[Xfce4-commits] r22552 - xarchiver/branches/xarchiver-psybsd/libxarchiver

Benedikt Meurer benedikt.meurer at unix-ag.uni-siegen.de
Fri Jul 28 15:42:30 CEST 2006


Stephan Arts wrote:
> Author: stephan
> Date: 2006-07-28 13:33:20 +0000 (Fri, 28 Jul 2006)
> New Revision: 22552
> 
> Modified:
>    xarchiver/branches/xarchiver-psybsd/libxarchiver/archive-support.c
> Log:
> Added path-suffix check for tar detection. (traditional tar missing magic-nr)

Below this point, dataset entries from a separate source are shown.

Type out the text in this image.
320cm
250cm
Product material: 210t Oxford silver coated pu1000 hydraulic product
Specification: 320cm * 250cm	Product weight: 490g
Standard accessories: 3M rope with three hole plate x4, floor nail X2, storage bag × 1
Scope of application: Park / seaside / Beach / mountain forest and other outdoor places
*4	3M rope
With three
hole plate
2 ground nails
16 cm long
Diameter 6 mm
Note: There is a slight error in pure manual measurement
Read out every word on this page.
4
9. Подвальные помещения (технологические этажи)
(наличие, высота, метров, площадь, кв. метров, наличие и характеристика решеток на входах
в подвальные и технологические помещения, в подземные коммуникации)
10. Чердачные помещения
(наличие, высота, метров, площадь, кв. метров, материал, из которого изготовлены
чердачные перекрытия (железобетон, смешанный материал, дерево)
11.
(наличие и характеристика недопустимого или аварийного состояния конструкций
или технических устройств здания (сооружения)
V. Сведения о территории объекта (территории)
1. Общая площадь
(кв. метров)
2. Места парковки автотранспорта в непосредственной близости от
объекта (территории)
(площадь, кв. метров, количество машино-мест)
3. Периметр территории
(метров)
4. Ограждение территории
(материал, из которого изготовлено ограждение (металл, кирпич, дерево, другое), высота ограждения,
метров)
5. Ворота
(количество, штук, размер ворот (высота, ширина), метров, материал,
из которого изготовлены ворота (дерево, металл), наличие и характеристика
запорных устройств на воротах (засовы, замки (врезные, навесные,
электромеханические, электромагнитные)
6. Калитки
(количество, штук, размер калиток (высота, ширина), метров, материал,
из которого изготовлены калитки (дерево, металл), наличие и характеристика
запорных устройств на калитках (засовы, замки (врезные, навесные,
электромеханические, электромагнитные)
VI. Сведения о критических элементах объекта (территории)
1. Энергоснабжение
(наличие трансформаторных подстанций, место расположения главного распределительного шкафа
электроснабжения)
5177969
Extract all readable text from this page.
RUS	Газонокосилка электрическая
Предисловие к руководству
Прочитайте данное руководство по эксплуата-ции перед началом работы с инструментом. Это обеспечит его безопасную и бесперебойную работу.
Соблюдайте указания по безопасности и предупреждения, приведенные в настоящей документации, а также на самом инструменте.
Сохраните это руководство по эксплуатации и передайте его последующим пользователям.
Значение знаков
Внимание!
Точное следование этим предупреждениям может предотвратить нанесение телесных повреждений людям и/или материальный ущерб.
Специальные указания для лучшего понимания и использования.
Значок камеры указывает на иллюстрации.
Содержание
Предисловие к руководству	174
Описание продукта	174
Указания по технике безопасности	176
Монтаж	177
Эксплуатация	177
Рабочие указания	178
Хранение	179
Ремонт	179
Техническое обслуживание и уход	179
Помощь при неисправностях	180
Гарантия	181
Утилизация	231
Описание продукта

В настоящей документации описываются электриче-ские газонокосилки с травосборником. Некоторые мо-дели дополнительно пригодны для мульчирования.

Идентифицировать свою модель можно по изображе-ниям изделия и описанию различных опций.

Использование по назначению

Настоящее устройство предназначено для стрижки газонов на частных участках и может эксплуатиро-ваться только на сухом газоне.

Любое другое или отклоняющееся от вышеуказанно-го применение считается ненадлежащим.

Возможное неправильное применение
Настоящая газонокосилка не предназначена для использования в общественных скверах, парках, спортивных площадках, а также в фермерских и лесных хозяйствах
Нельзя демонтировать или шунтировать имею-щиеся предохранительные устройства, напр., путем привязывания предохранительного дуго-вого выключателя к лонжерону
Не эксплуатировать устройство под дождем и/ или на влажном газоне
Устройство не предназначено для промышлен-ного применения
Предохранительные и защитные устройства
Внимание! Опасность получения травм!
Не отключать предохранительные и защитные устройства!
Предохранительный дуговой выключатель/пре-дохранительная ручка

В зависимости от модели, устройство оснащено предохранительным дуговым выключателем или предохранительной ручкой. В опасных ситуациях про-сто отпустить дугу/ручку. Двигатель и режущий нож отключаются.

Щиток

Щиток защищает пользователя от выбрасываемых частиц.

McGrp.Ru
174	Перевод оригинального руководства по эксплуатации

Just an idea, but if you are going to rewrite xarchiver anyway, why not
simply use libarchive (the library that drives various tar/pax/cpio
implementations) for the supported formats? Of course this will require
threading the loading, extracting and creation of archives, but on the
other hand you don't need to fiddle with command line tools that all
have different semantics on various platforms for the most common
archive formats.

Currently, the library automatically detects and reads the following:
  * gzip compression
  * bzip2 compression
  * compress/LZW compression
  * GNU tar format (including GNU long filenames, long link names, and
    sparse files)
  * Solaris 9 extended tar format (including ACLs)
  * Old V7 tar archives
  * POSIX ustar
  * POSIX pax interchange format
  * POSIX octet-oriented cpio
  * SVR4 ASCII cpio
  * Binary cpio (big-endian or little-endian)
  * ISO9660 CD-ROM images (with optional Rockridge extensions)
  * ZIP archives (with uncompressed or "deflate" compressed entries)

The library can write:
  * gzip compression
  * bzip2 compression
  * POSIX ustar
  * POSIX pax interchange format
  * "restricted" pax format, which will create ustar archives except for
    entries that require pax extensions (for long filenames, ACLs, etc).
  * POSIX octet-oriented cpio
  * shar archives

The library is under a BSD license, so you can easily include it in
xarchiver tarball and use the included version if the system is missing
a copy of libarchive or its header files.